Apollo 16
- Class symbol

Development
- Designer: Bruce Kirby
- Location: United States
- Year: 1977
- No. built: 1,100
- Builder: American Machine and Foundry
- Role: One-design racer
- Name: Apollo 16

Boat
- Crew: two or three
- Displacement: 300 lb (136 kg)
- Draft: 2.60 ft (0.79 m) with the centerboard down

Hull
- Type: Monohull
- Construction: Fiberglass
- LOA: 15.75 ft (4.80 m)
- Beam: 5.92 ft (1.80 m)

Hull appendages
- Keel: centerboard
- Rudder: transom-mounted rudder

Rig
- Rig type: Bermuda rig

Sails
- Sailplan: Fractional rigged sloop
- Mainsail area: 90 sq ft (8.4 m^{2})
- Jib/genoa area: 39 sq ft (3.6 m^{2})
- Total sail area: 129 sq ft (12.0 m^{2})

Racing
- D-PN: 92.5

= AMF Apollo 16 =

Sailboat class

The AMF Apollo 16 is an American sailing dinghy that was designed by Canadian Bruce Kirby as a one-design racer and first built in 1977.

==Production==
The design was built by the Alcort division of American Machine and Foundry in the United States, starting in 1977. Alcort had been an independent company, but was bought out by AMF in 1969. A total of 1,100 Apollo 16s were built, but it is now out of production.

==Design==
The Apollo 16 is a recreational sailboat, built predominantly of fiberglass. It has a fractional sloop rig with aluminum spars. The hull features a raked stem, a vertical transom, a transom-hung, kick-up rudder controlled by a tiller and a retractable, kick-up centerboard. It displaces 300 lb.

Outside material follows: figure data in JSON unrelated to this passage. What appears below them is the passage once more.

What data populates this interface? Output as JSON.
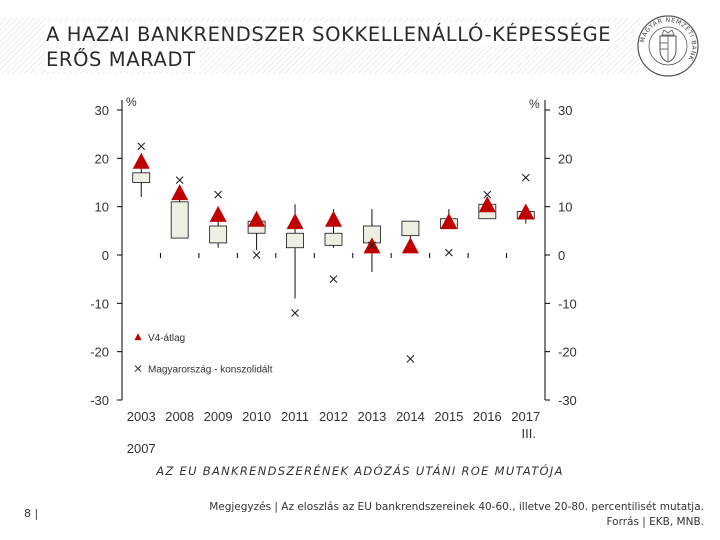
{
  "header": {
    "title_line1": "A HAZAI BANKRENDSZER SOKKELLENÁLLÓ-KÉPESSÉGE",
    "title_line2": "ERŐS MARADT",
    "logo_text": "MAGYAR NEMZETI BANK"
  },
  "colors": {
    "triangle": "#c00000",
    "box_fill": "#eeeee2",
    "text": "#333333"
  },
  "chart_data": {
    "type": "box",
    "title": "AZ EU BANKRENDSZERÉNEK ADÓZÁS UTÁNI ROE MUTATÓJA",
    "ylabel_left": "%",
    "ylabel_right": "%",
    "ylim": [
      -30,
      30
    ],
    "yticks": [
      30,
      20,
      10,
      0,
      -10,
      -20,
      -30
    ],
    "categories": [
      "2003",
      "2008",
      "2009",
      "2010",
      "2011",
      "2012",
      "2013",
      "2014",
      "2015",
      "2016",
      "2017"
    ],
    "category_sublabels": [
      "2007",
      "",
      "",
      "",
      "",
      "",
      "",
      "",
      "",
      "",
      "III."
    ],
    "boxes": [
      {
        "low": 12,
        "q_low": 15,
        "q_high": 17,
        "high": 19
      },
      {
        "low": 3.5,
        "q_low": 3.5,
        "q_high": 11,
        "high": 13
      },
      {
        "low": 1.5,
        "q_low": 2.5,
        "q_high": 6,
        "high": 9.5
      },
      {
        "low": 1,
        "q_low": 4.5,
        "q_high": 7,
        "high": 9
      },
      {
        "low": -9,
        "q_low": 1.5,
        "q_high": 4.5,
        "high": 10.5
      },
      {
        "low": 1.5,
        "q_low": 2,
        "q_high": 4.5,
        "high": 9.5
      },
      {
        "low": -3.5,
        "q_low": 2.5,
        "q_high": 6,
        "high": 9.5
      },
      {
        "low": 1,
        "q_low": 4,
        "q_high": 7,
        "high": 7
      },
      {
        "low": 5.5,
        "q_low": 5.5,
        "q_high": 7.5,
        "high": 9.5
      },
      {
        "low": 7.5,
        "q_low": 7.5,
        "q_high": 10.5,
        "high": 12
      },
      {
        "low": 6.5,
        "q_low": 7.5,
        "q_high": 9,
        "high": 10.5
      }
    ],
    "series": [
      {
        "name": "V4-átlag",
        "marker": "triangle",
        "values": [
          19.5,
          13,
          8.5,
          7.5,
          7,
          7.5,
          2,
          2,
          7,
          10.5,
          9
        ]
      },
      {
        "name": "Magyarország - konszolidált",
        "marker": "x",
        "values": [
          22.5,
          15.5,
          12.5,
          0,
          -12,
          -5,
          2,
          -21.5,
          0.5,
          12.5,
          16
        ]
      }
    ],
    "legend": [
      "V4-átlag",
      "Magyarország - konszolidált"
    ],
    "legend_position": "bottom-left inside"
  },
  "footer": {
    "note": "Megjegyzés | Az eloszlás az EU bankrendszereinek 40-60., illetve 20-80. percentilisét mutatja.",
    "source": "Forrás | EKB, MNB.",
    "page_number": "8 |"
  }
}
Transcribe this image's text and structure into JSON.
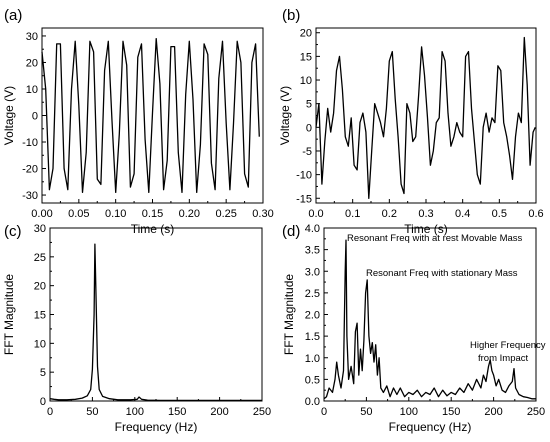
{
  "chart_data": [
    {
      "id": "a",
      "panel_label": "(a)",
      "type": "line",
      "xlabel": "Time (s)",
      "ylabel": "Voltage (V)",
      "xlim": [
        0,
        0.3
      ],
      "ylim": [
        -33,
        33
      ],
      "xticks": [
        "0.00",
        "0.05",
        "0.10",
        "0.15",
        "0.20",
        "0.25",
        "0.30"
      ],
      "yticks": [
        "-30",
        "-20",
        "-10",
        "0",
        "10",
        "20",
        "30"
      ],
      "xtick_values": [
        0,
        0.05,
        0.1,
        0.15,
        0.2,
        0.25,
        0.3
      ],
      "ytick_values": [
        -30,
        -20,
        -10,
        0,
        10,
        20,
        30
      ],
      "annotations": [],
      "series": [
        {
          "x": [
            0.0,
            0.005,
            0.01,
            0.015,
            0.02,
            0.025,
            0.03,
            0.035,
            0.04,
            0.045,
            0.05,
            0.055,
            0.06,
            0.065,
            0.07,
            0.075,
            0.08,
            0.085,
            0.09,
            0.095,
            0.1,
            0.105,
            0.11,
            0.115,
            0.12,
            0.125,
            0.13,
            0.135,
            0.14,
            0.145,
            0.15,
            0.155,
            0.16,
            0.165,
            0.17,
            0.175,
            0.18,
            0.185,
            0.19,
            0.195,
            0.2,
            0.205,
            0.21,
            0.215,
            0.22,
            0.225,
            0.23,
            0.235,
            0.24,
            0.245,
            0.25,
            0.255,
            0.26,
            0.265,
            0.27,
            0.275,
            0.28,
            0.285,
            0.29,
            0.295
          ],
          "y": [
            24,
            10,
            -28,
            -20,
            27,
            27,
            -20,
            -28,
            10,
            28,
            4,
            -29,
            -14,
            28,
            24,
            -24,
            -26,
            17,
            28,
            -2,
            -29,
            -7,
            28,
            19,
            -27,
            -22,
            22,
            27,
            -9,
            -29,
            1,
            29,
            12,
            -28,
            -17,
            26,
            26,
            -14,
            -29,
            8,
            28,
            6,
            -29,
            -11,
            27,
            23,
            -18,
            -28,
            14,
            28,
            -3,
            -28,
            -3,
            28,
            20,
            -22,
            -27,
            20,
            27,
            -8
          ]
        }
      ]
    },
    {
      "id": "b",
      "panel_label": "(b)",
      "type": "line",
      "xlabel": "Time (s)",
      "ylabel": "Voltage (V)",
      "xlim": [
        0,
        0.6
      ],
      "ylim": [
        -16,
        21
      ],
      "xticks": [
        "0.0",
        "0.1",
        "0.2",
        "0.3",
        "0.4",
        "0.5",
        "0.6"
      ],
      "yticks": [
        "-15",
        "-10",
        "-5",
        "0",
        "5",
        "10",
        "15",
        "20"
      ],
      "xtick_values": [
        0,
        0.1,
        0.2,
        0.3,
        0.4,
        0.5,
        0.6
      ],
      "ytick_values": [
        -15,
        -10,
        -5,
        0,
        5,
        10,
        15,
        20
      ],
      "annotations": [],
      "series": [
        {
          "x": [
            0.0,
            0.008,
            0.016,
            0.024,
            0.032,
            0.04,
            0.048,
            0.056,
            0.064,
            0.072,
            0.08,
            0.088,
            0.096,
            0.104,
            0.112,
            0.12,
            0.128,
            0.136,
            0.144,
            0.152,
            0.16,
            0.168,
            0.176,
            0.184,
            0.192,
            0.2,
            0.208,
            0.216,
            0.224,
            0.232,
            0.24,
            0.248,
            0.256,
            0.264,
            0.272,
            0.28,
            0.288,
            0.296,
            0.304,
            0.312,
            0.32,
            0.328,
            0.336,
            0.344,
            0.352,
            0.36,
            0.368,
            0.376,
            0.384,
            0.392,
            0.4,
            0.408,
            0.416,
            0.424,
            0.432,
            0.44,
            0.448,
            0.456,
            0.464,
            0.472,
            0.48,
            0.488,
            0.496,
            0.504,
            0.512,
            0.52,
            0.528,
            0.536,
            0.544,
            0.552,
            0.56,
            0.568,
            0.576,
            0.584,
            0.592,
            0.598
          ],
          "y": [
            0,
            5,
            -12,
            -3,
            4,
            -1,
            3,
            12,
            15,
            8,
            -2,
            -4,
            2,
            -8,
            -9,
            1,
            3,
            -1,
            -15,
            -5,
            5,
            3,
            1,
            -2,
            4,
            14,
            16,
            6,
            -2,
            -12,
            -14,
            5,
            3,
            -3,
            -2,
            7,
            17,
            11,
            2,
            -8,
            -5,
            1,
            2,
            16,
            14,
            3,
            -4,
            -2,
            1,
            -1,
            -2,
            15,
            16,
            4,
            -3,
            -10,
            -12,
            0,
            3,
            -1,
            2,
            1,
            13,
            12,
            1,
            -2,
            -6,
            -11,
            -2,
            3,
            1,
            19,
            9,
            -8,
            -1,
            0
          ]
        }
      ]
    },
    {
      "id": "c",
      "panel_label": "(c)",
      "type": "line",
      "xlabel": "Frequency (Hz)",
      "ylabel": "FFT Magnitude",
      "xlim": [
        0,
        250
      ],
      "ylim": [
        0,
        30
      ],
      "xticks": [
        "0",
        "50",
        "100",
        "150",
        "200",
        "250"
      ],
      "yticks": [
        "0",
        "5",
        "10",
        "15",
        "20",
        "25",
        "30"
      ],
      "xtick_values": [
        0,
        50,
        100,
        150,
        200,
        250
      ],
      "ytick_values": [
        0,
        5,
        10,
        15,
        20,
        25,
        30
      ],
      "annotations": [],
      "series": [
        {
          "x": [
            0,
            5,
            10,
            20,
            30,
            38,
            44,
            48,
            50,
            52,
            53,
            54,
            56,
            58,
            62,
            70,
            80,
            95,
            103,
            105,
            108,
            115,
            130,
            160,
            200,
            250
          ],
          "y": [
            0.4,
            0.3,
            0.2,
            0.2,
            0.3,
            0.5,
            0.9,
            2.0,
            5.5,
            15,
            27.2,
            20,
            6,
            2.0,
            0.8,
            0.4,
            0.2,
            0.2,
            0.3,
            0.7,
            0.3,
            0.15,
            0.1,
            0.1,
            0.1,
            0.1
          ]
        }
      ]
    },
    {
      "id": "d",
      "panel_label": "(d)",
      "type": "line",
      "xlabel": "Frequency (Hz)",
      "ylabel": "FFT Magnitude",
      "xlim": [
        0,
        250
      ],
      "ylim": [
        0,
        4.0
      ],
      "xticks": [
        "0",
        "50",
        "100",
        "150",
        "200",
        "250"
      ],
      "yticks": [
        "0.0",
        "0.5",
        "1.0",
        "1.5",
        "2.0",
        "2.5",
        "3.0",
        "3.5",
        "4.0"
      ],
      "xtick_values": [
        0,
        50,
        100,
        150,
        200,
        250
      ],
      "ytick_values": [
        0,
        0.5,
        1.0,
        1.5,
        2.0,
        2.5,
        3.0,
        3.5,
        4.0
      ],
      "annotations": [
        {
          "text": "Resonant Freq with at rest Movable Mass",
          "anchor_x": 26,
          "anchor_y": 3.72
        },
        {
          "text": "Resonant Freq with stationary Mass",
          "anchor_x": 50,
          "anchor_y": 2.88
        },
        {
          "text": "Higher Frequency",
          "anchor_x": 170,
          "anchor_y": 1.0
        },
        {
          "text": "from Impact",
          "anchor_x": 178,
          "anchor_y": 0.8
        }
      ],
      "series": [
        {
          "x": [
            0,
            3,
            6,
            10,
            13,
            15,
            17,
            20,
            23,
            25,
            26,
            27,
            29,
            32,
            35,
            37,
            39,
            41,
            43,
            45,
            47,
            49,
            51,
            53,
            55,
            57,
            59,
            61,
            63,
            65,
            67,
            70,
            74,
            78,
            82,
            86,
            90,
            95,
            100,
            105,
            110,
            115,
            120,
            125,
            130,
            135,
            140,
            145,
            150,
            155,
            160,
            165,
            170,
            175,
            180,
            185,
            188,
            191,
            194,
            196,
            198,
            200,
            203,
            206,
            210,
            214,
            218,
            222,
            224,
            226,
            230,
            235,
            240,
            245,
            250
          ],
          "y": [
            0.05,
            0.1,
            0.3,
            0.2,
            0.5,
            0.9,
            0.6,
            0.3,
            0.7,
            3.0,
            3.72,
            1.5,
            0.5,
            0.8,
            0.4,
            1.6,
            1.8,
            0.6,
            1.2,
            0.7,
            1.4,
            2.5,
            2.8,
            1.5,
            1.1,
            1.35,
            0.9,
            1.3,
            0.6,
            1.0,
            0.3,
            0.2,
            0.35,
            0.1,
            0.3,
            0.15,
            0.3,
            0.1,
            0.2,
            0.15,
            0.25,
            0.1,
            0.2,
            0.15,
            0.3,
            0.1,
            0.25,
            0.12,
            0.2,
            0.15,
            0.3,
            0.2,
            0.4,
            0.25,
            0.5,
            0.3,
            0.6,
            0.45,
            0.8,
            0.95,
            0.7,
            0.6,
            0.35,
            0.5,
            0.25,
            0.2,
            0.35,
            0.45,
            0.75,
            0.3,
            0.15,
            0.1,
            0.08,
            0.05,
            0.05
          ]
        }
      ]
    }
  ]
}
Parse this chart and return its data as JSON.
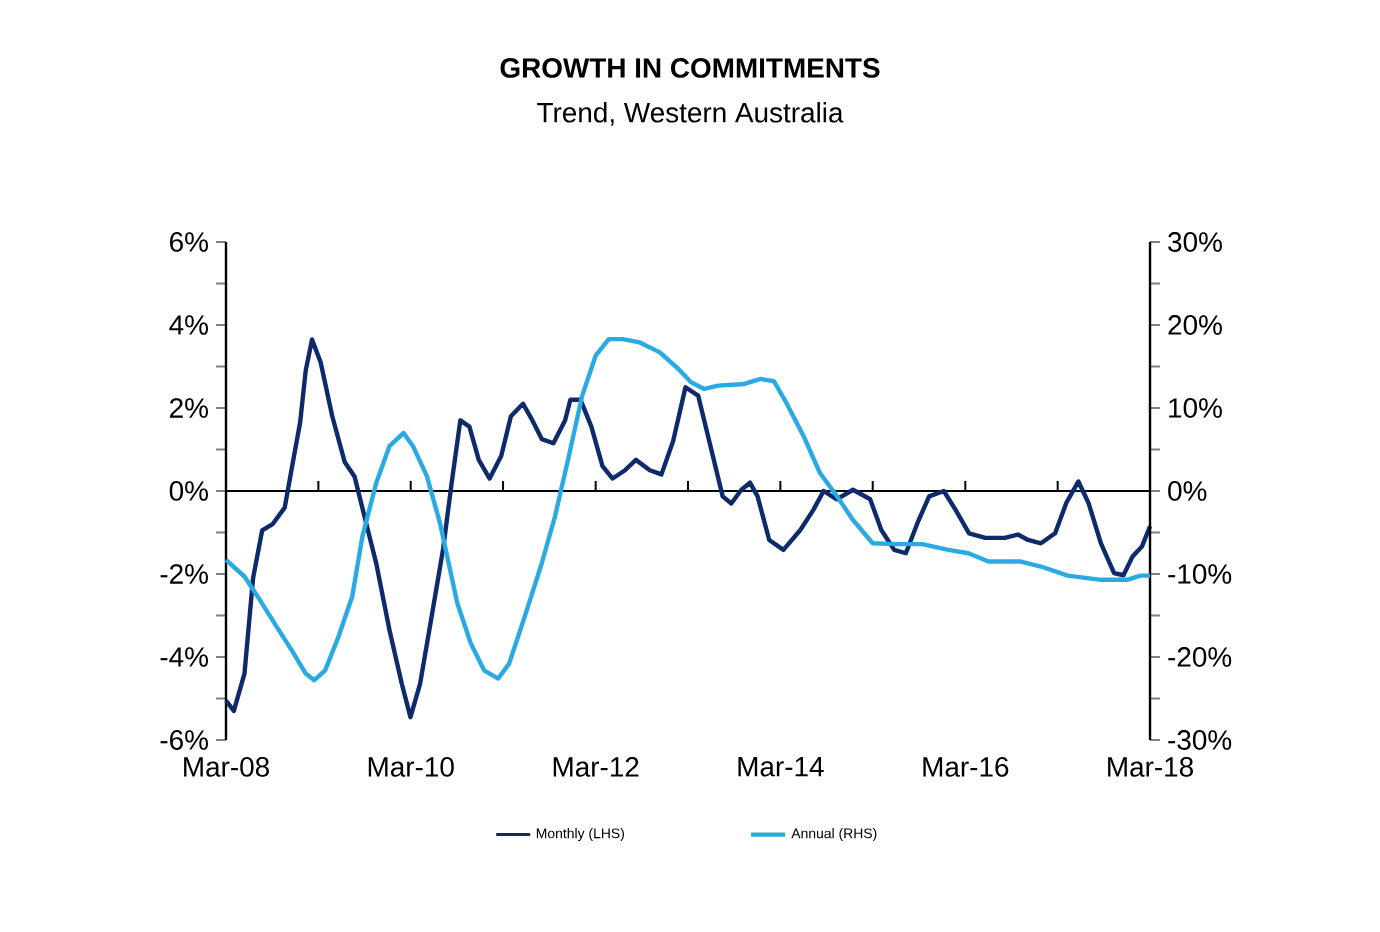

The boat has a draft of 2.60 ft with the centerboard extended and 6 in with it retracted, allowing beaching or ground transportation on a trailer. It has a hinged mast step to facilitate lowering the mast.

For sailing the design is equipped with internal halyards, an outhaul, boom vang and Cunningham. The mainsheet is controlled from the end of the boom and includes a full-beam mainsheet traveler. Both the mainsail and jib have built-in leech lines. Unusually the jib does not mount to the forestay, but is tensioned by its halyard. The boat is equipped with a stowage bin, hiking straps, plus dual Elystrom vacuum bailers. Factory options included a spinnaker, whisker pole and mainsail jiffy reefing.

The design has a Portsmouth Yardstick racing average handicap of 92.5 and is normally raced with a crew of two or three sailors.

==Operational history==
In a 1994 review Richard Sherwood wrote, "this one-design has an active racing class. It is designed to
carry two to four people comfortably in a large cockpit ... Modifications permitted for racing are minor, with the intention to keep Apollo a true one-design class."